Toolport is in active development. Working end to end: the
gateway, lazy discovery, per-agent scoping, OAuth/key auth with live propagation,
the catalog, client import/migrate, per-tool and destructive-tool governance, a global
Settings view, tool-integrity and content-defense detection, an audit log with
latency/error stats, resources + prompts proxying, and a tool playground. See
[docs/ROADMAP.md](docs/ROADMAP.md) for what is done and planned.

## Known issues

- **Linux only, glib `VariantStrIter` soundness ([RUSTSEC-2024-0429](https://rustsec.org/advisories/RUSTSEC-2024-0429)).**
Tauri's Linux webview stack pulls in `glib` 0.18 transitively (`wry → webkit2gtk →
gtk 0.18 → glib 0.18`). The fix only exists in `glib` 0.20+, and the gtk-0.18
binding line, which is what Tauri 2 uses on Linux, hard-pins `glib = "^0.18"`, so
the patched release cannot be selected without moving the whole webview stack. The
bug is a soundness/null-deref crash (not remote code execution), is confined to the
webview binding layer (Toolport never calls `VariantStrIter`), and does not affect
the Windows or macOS builds.
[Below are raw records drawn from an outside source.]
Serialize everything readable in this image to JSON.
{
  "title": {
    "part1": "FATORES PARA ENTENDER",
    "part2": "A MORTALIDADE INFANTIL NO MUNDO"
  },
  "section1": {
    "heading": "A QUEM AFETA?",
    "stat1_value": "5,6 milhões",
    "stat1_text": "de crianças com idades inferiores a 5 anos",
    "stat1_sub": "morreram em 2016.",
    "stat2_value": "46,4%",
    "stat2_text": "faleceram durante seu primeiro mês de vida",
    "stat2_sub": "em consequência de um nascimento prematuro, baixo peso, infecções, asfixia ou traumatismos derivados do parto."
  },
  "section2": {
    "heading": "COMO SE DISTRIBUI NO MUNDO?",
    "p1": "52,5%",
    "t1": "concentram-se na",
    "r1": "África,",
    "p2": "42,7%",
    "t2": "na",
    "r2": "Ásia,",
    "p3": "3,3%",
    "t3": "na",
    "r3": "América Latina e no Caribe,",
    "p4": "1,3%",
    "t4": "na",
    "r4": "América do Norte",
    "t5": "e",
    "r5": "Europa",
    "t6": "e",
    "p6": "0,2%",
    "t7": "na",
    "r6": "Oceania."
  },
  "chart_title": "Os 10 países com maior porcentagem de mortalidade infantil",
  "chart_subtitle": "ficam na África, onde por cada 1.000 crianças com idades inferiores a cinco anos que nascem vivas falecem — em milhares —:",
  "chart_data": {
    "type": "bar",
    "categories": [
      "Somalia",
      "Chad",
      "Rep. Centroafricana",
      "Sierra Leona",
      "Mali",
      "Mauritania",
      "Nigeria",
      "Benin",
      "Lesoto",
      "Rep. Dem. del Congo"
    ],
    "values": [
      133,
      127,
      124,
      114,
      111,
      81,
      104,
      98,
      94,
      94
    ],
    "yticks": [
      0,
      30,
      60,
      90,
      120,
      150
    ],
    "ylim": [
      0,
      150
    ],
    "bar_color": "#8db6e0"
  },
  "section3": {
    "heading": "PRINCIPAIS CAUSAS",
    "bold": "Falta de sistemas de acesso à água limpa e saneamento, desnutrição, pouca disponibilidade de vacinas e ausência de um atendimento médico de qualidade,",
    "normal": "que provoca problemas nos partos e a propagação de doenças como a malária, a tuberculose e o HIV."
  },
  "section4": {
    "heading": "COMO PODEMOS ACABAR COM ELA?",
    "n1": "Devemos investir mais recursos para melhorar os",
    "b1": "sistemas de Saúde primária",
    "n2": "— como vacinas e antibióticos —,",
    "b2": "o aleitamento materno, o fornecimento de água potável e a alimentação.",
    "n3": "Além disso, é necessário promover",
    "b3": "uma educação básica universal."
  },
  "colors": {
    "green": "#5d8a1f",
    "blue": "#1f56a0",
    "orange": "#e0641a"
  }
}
We are tracking the upstream move to a glib-0.20 stack
and will apply a `[patch.crates-io]` backport if Linux crashes surface before then.

## Toolport Teams

Want one shared, governed MCP server set across your whole team? **Toolport Teams** lets
an admin define the team's servers once, every member's Toolport syncs them, and each
member's keys still never leave their own machine.

Run it whichever way you prefer:

- **Hosted:** sign in at [toolport.app/teams](https://toolport.app/teams) and invite your
team, no infrastructure to run.
- **Self-hosted:** one Docker command (`docker pull ghcr.io/tsouth89/conduit-teams`).

Same pricing either way:

- **Free for up to 5 people** (hosted or self-hosted).
- **$12/seat/month** beyond that; the first 5 seats stay free.
- Central destructive-tool policy, an exportable audit trail, and per-member opt-in for
local-command servers (a team config can never silently run code on a member's machine).

Pricing, the self-host quickstart, and checkout are all at
**[toolport.app/teams](https://toolport.app/teams)**.

## License

[MIT](LICENSE), and the local app and gateway always will be. Toolport follows an
open-core model: the desktop app and `toolport-gateway` are free and open source, and
Toolport Teams (above) funds the free app. Anything you contribute here is MIT and
benefits everyone, see [CONTRIBUTING.md](CONTRIBUTING.md).